If you are experiencing sensitivity after a dental filling, the sensation is typically temporary and will go away on its own within a few days or weeks. This sensitivity is caused by minor nerve irritation or inflammation due to the drilling, and will improve with time. If the sensitivity persists, call our office for further evaluation.

Root Canal

The root canal is a treatment used to remove the damaged nerves in a tooth that have become irreversibly infected. The procedure can help relieve sensitivity that develops after eating or drinking hot or cold foods and drinks.

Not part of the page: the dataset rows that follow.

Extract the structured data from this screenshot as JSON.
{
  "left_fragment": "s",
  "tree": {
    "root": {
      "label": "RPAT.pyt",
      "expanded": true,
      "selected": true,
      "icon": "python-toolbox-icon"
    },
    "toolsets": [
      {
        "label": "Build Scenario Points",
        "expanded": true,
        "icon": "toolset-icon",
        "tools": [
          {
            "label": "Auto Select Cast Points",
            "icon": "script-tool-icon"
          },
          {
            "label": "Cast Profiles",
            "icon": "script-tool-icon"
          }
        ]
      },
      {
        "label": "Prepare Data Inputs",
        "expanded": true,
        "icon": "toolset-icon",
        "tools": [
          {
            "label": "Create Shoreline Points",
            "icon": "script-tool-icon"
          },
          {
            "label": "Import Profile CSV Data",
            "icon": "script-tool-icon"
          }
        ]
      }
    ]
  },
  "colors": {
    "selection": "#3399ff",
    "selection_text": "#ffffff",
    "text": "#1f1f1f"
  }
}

Tooth sensitivity is often caused by the loss of enamel and cementum on the tops of teeth or exposure of dentin after gum recession. The dentin contains microscopic tubules that allow heat, cold, sticky, acidic or sugary foods to reach the nerves in the tooth and cause pain. Desensitizing toothpaste is a simple, inexpensive treatment that contains ingredients that block transmission of sensation from the teeth to the nerves.

It is also common for teeth to feel sensitive a few days after root canal therapy due to the body’s natural inflammatory mediators. However, if the pain and sensitivity persist, the patient should visit an endodontist for evaluation.

If a patient experiences pain in the tooth while chewing, it is an indication that there is a fracture or other serious problem with the tooth. Your dentist will evaluate the problem and recommend the necessary treatments. In some cases, a dental crown may be recommended to repair the damaged tooth and restore its function and appearance. A surgical gum graft is another option to protect the exposed roots and reduce sensitivity.